An observation was made about the eight designs by design teams meeting at a Dec. 6th forum, and many agreed. “Reflecting Absence” seems to be the only true finalist. If you see it and take the time you’ll see it is a good entry. Those falling waters will drown out all city noises, can be heard for blocks, can handle crowds, is easy to build, elegantly displays names in such a way you have to bow to them, preserves the footprints as a sacred space no one may enter except spirits, embodies a lot of really good technical points. Yes it had problems, but, it is good, very good.  I think it belongs in the top eight as a subtle, somber, powerful choice, but there should have been a variety of choices. Something with a relic, something vertical, something technical, something architectural… what we got was seven shades of vanilla and one really great vanilla.

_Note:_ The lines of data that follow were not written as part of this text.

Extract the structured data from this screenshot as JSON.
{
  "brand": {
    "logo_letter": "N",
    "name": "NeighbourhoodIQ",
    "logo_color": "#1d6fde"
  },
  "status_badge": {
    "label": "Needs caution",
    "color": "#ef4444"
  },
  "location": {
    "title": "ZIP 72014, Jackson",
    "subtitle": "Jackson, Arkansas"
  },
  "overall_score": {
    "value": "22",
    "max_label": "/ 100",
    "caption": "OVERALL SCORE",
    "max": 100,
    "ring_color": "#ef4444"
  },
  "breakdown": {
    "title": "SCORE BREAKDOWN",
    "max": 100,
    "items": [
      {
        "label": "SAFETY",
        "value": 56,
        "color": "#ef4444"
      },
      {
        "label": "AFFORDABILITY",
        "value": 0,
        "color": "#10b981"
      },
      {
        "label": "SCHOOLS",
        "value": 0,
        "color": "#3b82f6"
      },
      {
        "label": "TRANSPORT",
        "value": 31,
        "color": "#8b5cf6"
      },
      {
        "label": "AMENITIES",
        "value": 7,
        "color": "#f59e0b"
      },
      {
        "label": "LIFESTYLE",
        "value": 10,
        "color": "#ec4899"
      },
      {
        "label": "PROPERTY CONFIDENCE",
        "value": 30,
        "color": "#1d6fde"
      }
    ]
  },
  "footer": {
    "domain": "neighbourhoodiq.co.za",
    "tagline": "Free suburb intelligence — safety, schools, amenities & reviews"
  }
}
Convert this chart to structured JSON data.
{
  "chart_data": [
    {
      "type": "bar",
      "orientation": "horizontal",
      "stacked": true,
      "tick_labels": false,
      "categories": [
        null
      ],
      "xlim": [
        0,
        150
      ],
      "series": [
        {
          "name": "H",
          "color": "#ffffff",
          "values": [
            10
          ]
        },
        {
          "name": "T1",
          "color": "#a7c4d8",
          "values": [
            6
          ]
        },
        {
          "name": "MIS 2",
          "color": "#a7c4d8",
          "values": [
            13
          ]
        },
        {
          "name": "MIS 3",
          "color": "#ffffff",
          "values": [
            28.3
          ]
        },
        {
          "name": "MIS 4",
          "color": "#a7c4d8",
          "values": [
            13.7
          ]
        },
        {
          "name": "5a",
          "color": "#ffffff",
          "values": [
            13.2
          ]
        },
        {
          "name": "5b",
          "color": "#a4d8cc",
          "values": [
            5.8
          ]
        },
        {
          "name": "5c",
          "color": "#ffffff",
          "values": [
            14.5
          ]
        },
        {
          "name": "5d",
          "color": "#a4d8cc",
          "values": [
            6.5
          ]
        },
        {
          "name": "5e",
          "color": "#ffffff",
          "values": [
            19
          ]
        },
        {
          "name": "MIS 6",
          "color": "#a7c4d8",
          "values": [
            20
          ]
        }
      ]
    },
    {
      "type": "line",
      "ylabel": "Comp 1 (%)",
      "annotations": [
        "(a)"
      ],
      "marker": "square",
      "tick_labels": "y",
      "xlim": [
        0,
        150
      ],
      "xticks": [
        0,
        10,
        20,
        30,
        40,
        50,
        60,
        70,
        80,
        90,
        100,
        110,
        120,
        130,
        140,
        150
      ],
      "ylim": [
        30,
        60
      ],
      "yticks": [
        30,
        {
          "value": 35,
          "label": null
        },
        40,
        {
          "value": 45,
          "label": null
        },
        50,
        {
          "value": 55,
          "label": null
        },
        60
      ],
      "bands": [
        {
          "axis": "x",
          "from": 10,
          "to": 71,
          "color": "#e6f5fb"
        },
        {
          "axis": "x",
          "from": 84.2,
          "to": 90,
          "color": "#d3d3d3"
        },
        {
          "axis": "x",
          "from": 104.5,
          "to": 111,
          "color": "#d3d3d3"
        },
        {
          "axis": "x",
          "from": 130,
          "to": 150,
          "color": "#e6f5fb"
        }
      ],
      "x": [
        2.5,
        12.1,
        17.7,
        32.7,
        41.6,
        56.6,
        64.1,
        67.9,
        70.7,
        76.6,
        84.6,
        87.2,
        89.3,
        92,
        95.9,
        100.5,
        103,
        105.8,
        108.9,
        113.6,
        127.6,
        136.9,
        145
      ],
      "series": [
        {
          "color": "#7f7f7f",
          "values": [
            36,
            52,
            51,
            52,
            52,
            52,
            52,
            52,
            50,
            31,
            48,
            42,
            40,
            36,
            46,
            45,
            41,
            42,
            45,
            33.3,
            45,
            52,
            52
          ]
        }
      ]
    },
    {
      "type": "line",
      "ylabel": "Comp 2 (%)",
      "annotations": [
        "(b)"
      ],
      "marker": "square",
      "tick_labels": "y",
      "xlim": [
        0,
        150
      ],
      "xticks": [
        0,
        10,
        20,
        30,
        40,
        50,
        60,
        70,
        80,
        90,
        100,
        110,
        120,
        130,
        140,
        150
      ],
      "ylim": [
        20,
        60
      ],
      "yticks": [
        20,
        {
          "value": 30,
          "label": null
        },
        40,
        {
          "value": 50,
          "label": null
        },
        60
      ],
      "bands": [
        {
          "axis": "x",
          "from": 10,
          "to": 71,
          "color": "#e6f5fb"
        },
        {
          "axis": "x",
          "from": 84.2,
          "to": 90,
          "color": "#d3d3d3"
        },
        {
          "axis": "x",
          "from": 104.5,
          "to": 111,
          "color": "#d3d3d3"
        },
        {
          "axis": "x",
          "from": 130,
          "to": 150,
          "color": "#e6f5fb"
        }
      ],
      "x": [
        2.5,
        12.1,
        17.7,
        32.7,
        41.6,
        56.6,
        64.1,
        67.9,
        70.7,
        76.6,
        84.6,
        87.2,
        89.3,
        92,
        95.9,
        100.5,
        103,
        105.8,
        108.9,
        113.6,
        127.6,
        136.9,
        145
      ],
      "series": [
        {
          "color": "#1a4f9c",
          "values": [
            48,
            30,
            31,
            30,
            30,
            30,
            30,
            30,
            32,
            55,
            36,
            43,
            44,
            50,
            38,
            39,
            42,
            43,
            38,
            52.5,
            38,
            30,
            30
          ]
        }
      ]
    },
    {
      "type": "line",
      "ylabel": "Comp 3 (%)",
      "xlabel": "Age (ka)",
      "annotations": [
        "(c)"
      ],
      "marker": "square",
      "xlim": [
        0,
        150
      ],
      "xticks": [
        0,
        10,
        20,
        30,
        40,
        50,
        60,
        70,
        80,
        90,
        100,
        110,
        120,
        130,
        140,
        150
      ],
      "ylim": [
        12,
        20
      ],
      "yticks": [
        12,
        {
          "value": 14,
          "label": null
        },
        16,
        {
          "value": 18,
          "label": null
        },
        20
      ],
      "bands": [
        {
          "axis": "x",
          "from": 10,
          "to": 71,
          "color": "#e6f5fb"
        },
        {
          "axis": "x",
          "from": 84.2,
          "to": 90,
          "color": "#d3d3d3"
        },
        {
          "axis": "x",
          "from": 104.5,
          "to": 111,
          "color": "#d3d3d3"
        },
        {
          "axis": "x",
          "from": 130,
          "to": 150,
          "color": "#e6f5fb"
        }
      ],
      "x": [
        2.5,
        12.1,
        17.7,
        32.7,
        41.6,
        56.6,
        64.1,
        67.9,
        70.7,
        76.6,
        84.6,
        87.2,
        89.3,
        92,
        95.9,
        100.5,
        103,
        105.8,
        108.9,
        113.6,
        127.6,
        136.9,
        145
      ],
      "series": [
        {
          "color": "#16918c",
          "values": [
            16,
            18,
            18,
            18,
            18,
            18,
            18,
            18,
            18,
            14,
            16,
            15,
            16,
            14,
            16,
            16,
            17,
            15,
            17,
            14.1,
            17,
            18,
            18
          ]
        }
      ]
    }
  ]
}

It’s this lack of variety that points to a potential hidden agenda of the jury. By eliminating anything with relics or vertical elements, (or statues) they can say they saw all 5201 boards, but eliminated all but maybe 400. It’s apparent by the final eight that they decided before even seeing the boards that there were things they wanted and didn’t want without going into it with an open mind.

Judges have been quoted in private settings as deciding to ignore all entries that include icons (wreckage), dropping any entries with a vertical element (anything above street level), killing all ideas that include the use of statues, and removing any submission that had any allusion to the original towers.  The chosen finalists illustrate this.  All are low bunkers with no mention of fallen heroes, and no recognizable imagery.  All are so devoid of reference, they could be placed anywhere and represent any tragedy.  Anyone visiting Manhattan could walk past any of the finalists and potentially never know it was there, since none come above street level.

Eric Gibbons

Tower safety

To The Editor:

Regarding your article on the new World Trade Center tower (news article, Dec. 23 –29, 2003, “Wind and light for W.T.C. tower”), is anyone else concerned that the tower, and the entire W.T.C. will once again, be totally immune from all N.Y.C. Building and Fire Dept. codes?

What about another restaurant on top, an idea that was harshly criticized as a dangerous idea by fire professionals the first time around?

Has anyone consulted with the F.D.N.Y., fire safety academics, evacuation specialists and antiterrorist construction experts? How many times does history have to repeat itself before we learn from past mistakes?

Why is Gov. Pataki allowing the Port Authority to once again construct buildings that are above the law, and for which nobody can be held responsible? Didn’t we learn anything from 9/11/01 and why are our elected officials allowing this to happen?